Looking at the City of Towers book, it seems so well organized, starting with one district and then stepping through all of the wards, businesses and personalities one at a time. But my problem is getting started. Do I use the list feature of CL, and do an outline, or do I just create one entry per ward with multiple tags with the post?

Just getting started is my problem. I do one entry, look at it, decide that is not how I want it to look and then start over. Thoughts?
 

ELF

Generator Sage
Wizard of Story
Wizard of Combat
As you already have the official source material to keep track of the big picture and related topics, how about sideways?

Log only what you are likely to need in the next session, be it tiny details or vast topics, and continue like that when the campaign progresses. Add more details and tags also to the existing log entries as required.

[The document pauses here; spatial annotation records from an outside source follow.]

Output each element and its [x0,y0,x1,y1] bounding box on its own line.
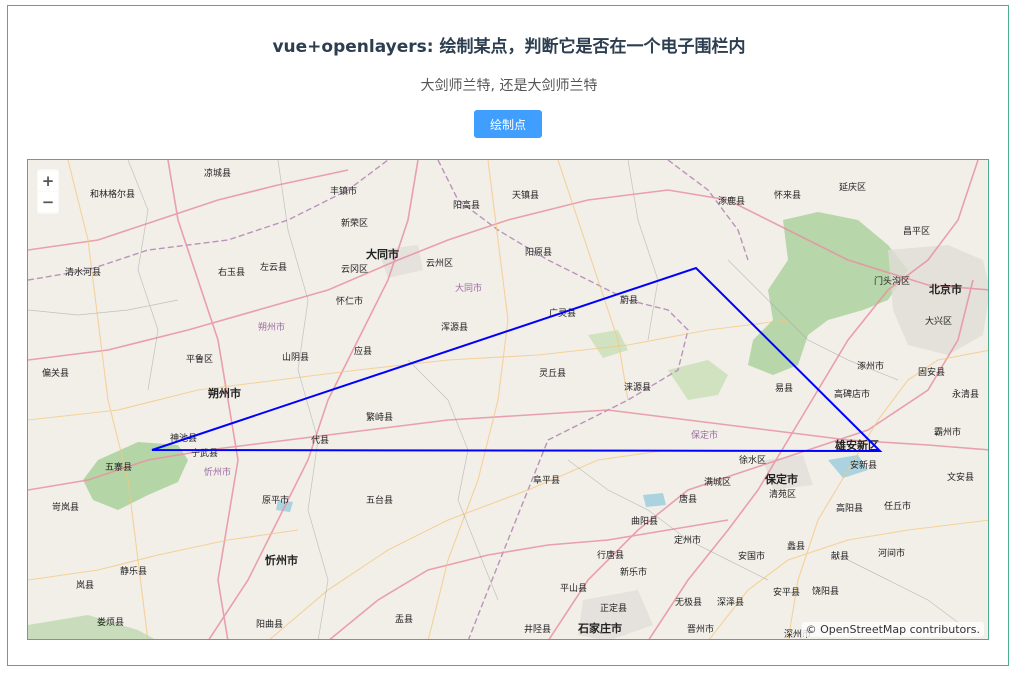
page-subtitle: 大剑师兰特, 还是大剑师兰特 [420,78,598,94]
fence-layer [151,266,883,453]
zoom-out-button[interactable]: − [38,192,58,212]
zoom-control: + − [37,169,59,214]
electronic-fence-polygon[interactable] [151,266,883,453]
page-title: vue+openlayers: 绘制某点，判断它是否在一个电子围栏内 [272,37,746,57]
map-view[interactable]: 和林格尔县 凉城县 丰镇市 阳高县 天镇县 新荣区 清水河县 右玉县 左云县 云… [27,159,989,640]
demo-container: vue+openlayers: 绘制某点，判断它是否在一个电子围栏内 大剑师兰特… [7,5,1009,666]
map-attribution[interactable]: © OpenStreetMap contributors. [801,622,984,637]
zoom-in-button[interactable]: + [38,171,58,191]
draw-point-button[interactable]: 绘制点 [474,110,542,138]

To keep plot elements as flexible as possible in whichever arrangement the players will twist them into, try to keep each log entry as modular as possible, and add tags when new findings emerge.
 

JochenL

CL Byte Sprite
Staff member
Adamantium WoA
Wizard of Story
Wizard of Combat
Gamer Lifestyle
Borderland Explorer
I am using CL iteratively:
  • Prepare: Jot down ideas for NPCs, Locations, Plots, tagging as I go - don't overthink here, it's a bucket, just toss in your ideas, let CL do the ordering and retrieving during the game
  • Game/eXecute: Log everything that seems important, I often forget tagging here, my entries are often very short as I keep my focus on the table; use the search and filtering to retrieve info on ideas and prior events
  • Evaluate: After the session I sort through my gaming notes, add tags, consolidate several entries into one, update my prep ideas, and prepare a nicely formatted summary of the events with a list of open ends and and likely follow-ups - likely resulting in more than one entry (usually one for XP, one for treasure, one for past events, one for possible future events)
After that I start over again. Don't fear keeping messy entries. Don't fear to delete stuff that never got used and you don't like anymore.

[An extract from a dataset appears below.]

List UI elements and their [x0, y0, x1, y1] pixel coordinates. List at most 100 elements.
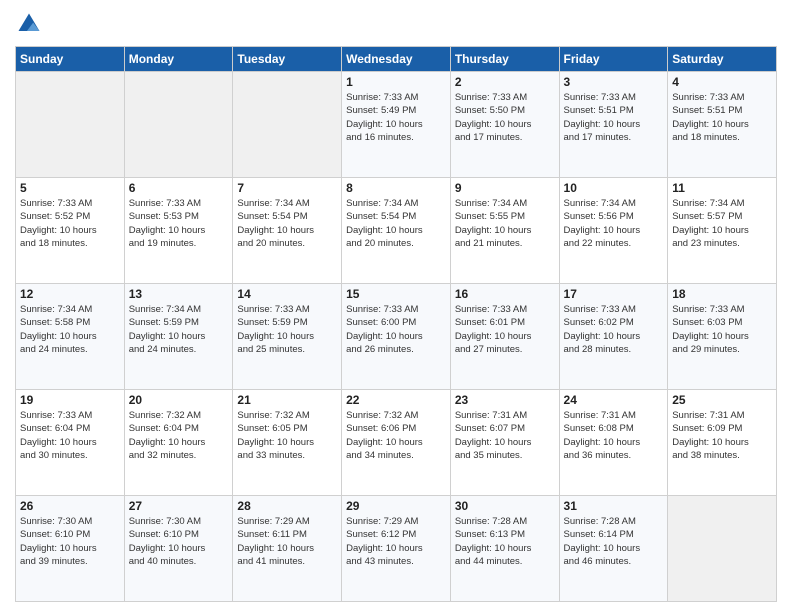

EDIT: What I am trying to say is that every campaign is different and you likely develop a different style for every campaign as you go. Embrace change and chaos, and let the future sort out your campaign style as you go. Nothing is chiseled into stone with CL, you can always come back and change/format things later. The important thing is to actually game and keep consistency, CL will help you with the latter.
 
Last edited:

Ackinty

New member
I am using CL iteratively:
  • Prepare: [snip]
  • Game/eXecute: [snip
  • Evaluate: [snip]
I'm using CL like you, and I have a question for you : do you have 3 campaign logs (one for each iteration) or only one for the rpg campaign ?
I find difficult to search throught a campaign log with alot of logs. I'm considering separating the logs but am not sure it's a better solution...

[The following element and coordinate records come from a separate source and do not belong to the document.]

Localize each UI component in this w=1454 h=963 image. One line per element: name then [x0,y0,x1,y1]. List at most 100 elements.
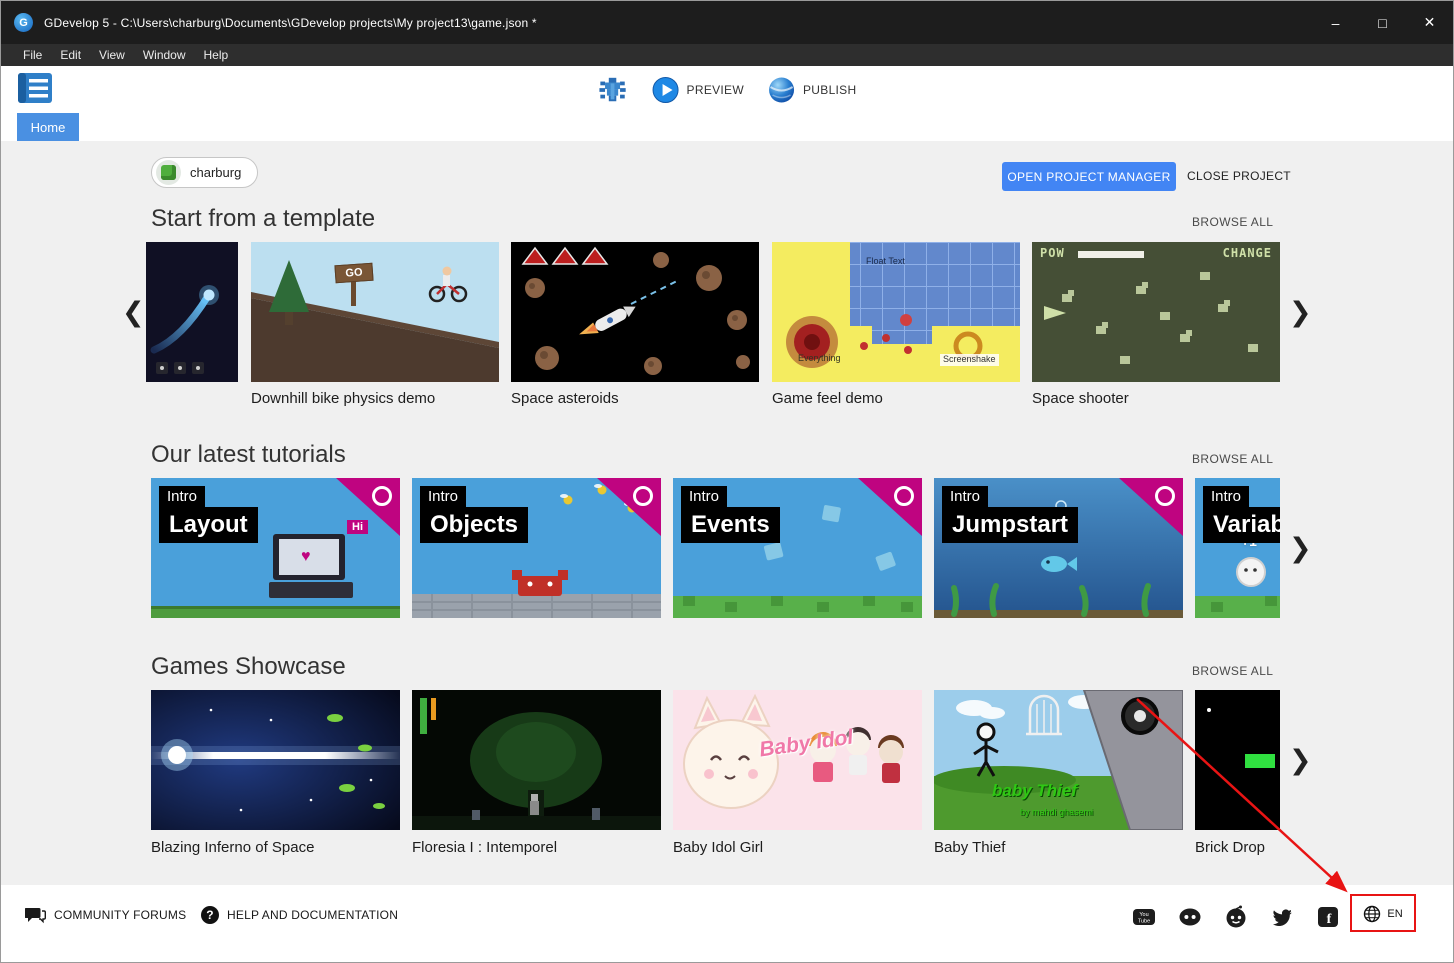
bike-thumbnail-art [251,242,499,382]
shooter-thumbnail-art [1032,242,1280,382]
card-caption: Brick Drop [1195,839,1265,856]
community-forums-label: COMMUNITY FORUMS [54,908,186,922]
tutorial-card-layout[interactable]: ♥ Hi Intro Layout [151,478,400,618]
template-card-asteroids[interactable] [511,242,759,382]
open-project-manager-button[interactable]: OPEN PROJECT MANAGER [1002,162,1176,191]
publish-label: PUBLISH [803,83,856,97]
gdevelop-logo-icon: G [14,13,33,32]
showcase-next-button[interactable]: ❯ [1289,747,1312,774]
showcase-browse-all[interactable]: BROWSE ALL [1192,664,1273,678]
svg-text:You: You [1139,912,1148,918]
language-label: EN [1387,908,1402,920]
menu-edit[interactable]: Edit [51,48,90,62]
change-label: CHANGE [1223,247,1272,260]
reddit-icon[interactable] [1224,905,1248,929]
asteroids-thumbnail-art [511,242,759,382]
card-caption: Baby Idol Girl [673,839,763,856]
help-documentation-label: HELP AND DOCUMENTATION [227,908,398,922]
tab-home[interactable]: Home [17,113,79,141]
help-documentation-link[interactable]: HELP AND DOCUMENTATION [201,903,398,927]
tutorial-card-variables[interactable]: +1 Intro Variables [1195,478,1280,618]
templates-next-button[interactable]: ❯ [1289,299,1312,326]
showcase-card-floresia[interactable] [412,690,661,830]
go-sign: GO [334,263,373,284]
tutorial-card-events[interactable]: Intro Events [673,478,922,618]
tutorial-tag: Intro [159,486,205,507]
username-label: charburg [190,165,241,180]
close-project-button[interactable]: CLOSE PROJECT [1187,166,1291,186]
tutorial-tag: Intro [681,486,727,507]
templates-carousel: GO [1,242,1454,382]
debug-bug-icon [598,76,628,104]
tutorial-card-jumpstart[interactable]: Intro Jumpstart [934,478,1183,618]
facebook-icon[interactable]: f [1316,905,1340,929]
menu-view[interactable]: View [90,48,134,62]
publish-sphere-icon [768,76,796,104]
toolbar: PREVIEW PUBLISH [1,66,1453,113]
template-card-trailer[interactable] [146,242,238,382]
svg-text:Tube: Tube [1138,919,1150,925]
tutorial-title: Layout [159,507,258,543]
tabbar: Home [1,113,1453,141]
discord-icon[interactable] [1178,905,1202,929]
twitter-icon[interactable] [1270,905,1294,929]
showcase-card-blazing[interactable] [151,690,400,830]
toolbar-center: PREVIEW PUBLISH [598,66,857,113]
youtube-icon[interactable]: YouTube [1132,905,1156,929]
templates-section-title: Start from a template [151,205,375,233]
card-caption: Game feel demo [772,390,883,407]
tutorial-title: Objects [420,507,528,543]
user-chip[interactable]: charburg [151,157,258,188]
tutorial-title: Jumpstart [942,507,1078,543]
templates-prev-button[interactable]: ❮ [122,299,145,326]
preview-label: PREVIEW [687,83,744,97]
card-caption: Space shooter [1032,390,1129,407]
template-card-shooter[interactable]: POW CHANGE [1032,242,1280,382]
showcase-card-brickdrop[interactable] [1195,690,1280,830]
tutorial-card-objects[interactable]: Intro Objects [412,478,661,618]
card-caption: Downhill bike physics demo [251,390,435,407]
svg-text:f: f [1327,912,1332,927]
gdevelop-corner-logo-icon [633,486,653,506]
everything-label: Everything [798,354,841,364]
tutorials-next-button[interactable]: ❯ [1289,535,1312,562]
screenshake-label: Screenshake [940,354,999,366]
globe-icon [1363,905,1381,923]
titlebar: G GDevelop 5 - C:\Users\charburg\Documen… [1,1,1453,44]
babythief-byline: by mahdi ghasemi [1020,808,1093,818]
trailer-thumbnail-art [146,242,238,382]
blazing-thumbnail-art [151,690,400,830]
community-forums-link[interactable]: COMMUNITY FORUMS [25,903,186,927]
hi-tag: Hi [347,520,368,534]
showcase-card-babythief[interactable]: baby Thief by mahdi ghasemi [934,690,1183,830]
template-card-bike[interactable]: GO [251,242,499,382]
tutorials-carousel: ♥ Hi Intro Layout [151,478,1280,618]
maximize-button[interactable]: □ [1359,1,1406,44]
close-button[interactable]: ✕ [1406,1,1453,44]
menu-file[interactable]: File [14,48,51,62]
language-button[interactable]: EN [1353,898,1413,930]
window-title: GDevelop 5 - C:\Users\charburg\Documents… [44,16,537,30]
tutorials-browse-all[interactable]: BROWSE ALL [1192,452,1273,466]
minimize-button[interactable]: – [1312,1,1359,44]
floattext-label: Float Text [866,257,905,267]
showcase-section-title: Games Showcase [151,653,346,681]
templates-browse-all[interactable]: BROWSE ALL [1192,215,1273,229]
play-icon [652,76,680,104]
footer: COMMUNITY FORUMS HELP AND DOCUMENTATION … [1,885,1453,963]
tutorial-title: Events [681,507,780,543]
publish-button[interactable]: PUBLISH [768,76,856,104]
project-manager-button[interactable] [17,72,57,106]
app-window: G GDevelop 5 - C:\Users\charburg\Documen… [0,0,1454,963]
debugger-button[interactable] [598,76,628,104]
gdevelop-corner-logo-icon [894,486,914,506]
showcase-card-babyidol[interactable]: Baby Idol [673,690,922,830]
menubar: File Edit View Window Help [1,44,1453,66]
tutorials-section-title: Our latest tutorials [151,441,346,469]
menu-window[interactable]: Window [134,48,195,62]
card-caption: Baby Thief [934,839,1005,856]
preview-button[interactable]: PREVIEW [652,76,744,104]
help-icon [201,906,219,924]
menu-help[interactable]: Help [195,48,238,62]
template-card-gamefeel[interactable]: Float Text Everything Screenshake [772,242,1020,382]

(Sorry for the useless bullet, I can't manage to suppress it)
 

JochenL

CL Byte Sprite
Staff member
Adamantium WoA
Wizard of Story
Wizard of Combat
Gamer Lifestyle
Borderland Explorer
Ahoi!

I only have one log per campaign (even if I am guiding several groups through the same campaign).
During important points in a campaign, I summarize the effects of previous events into special log entries, sometimes deleting complete passages.

E.g. after I ran https://www.roleplayingtips.com/gm-techniques/creating-first-5-room-dungeon-campaign-logger/ I removed all the encounter details that happened, only keeping stats that would be needed in future encounters. That dungeon level took us four sessions to work through (divided among three groups which got time shifted now and then). After it was done, I revisited the dungeon copied stats to new posts (e.g. a character treasure post) and collapsed the remainder into one short rooms description post with the results of gaming folded in).

During intensive prep I marked the sections of the dungeon with §-tags. After finishing I folded all those tags into #"Menagerie of the Ogre Mage" for future reference and reused the §-tag for new session planning.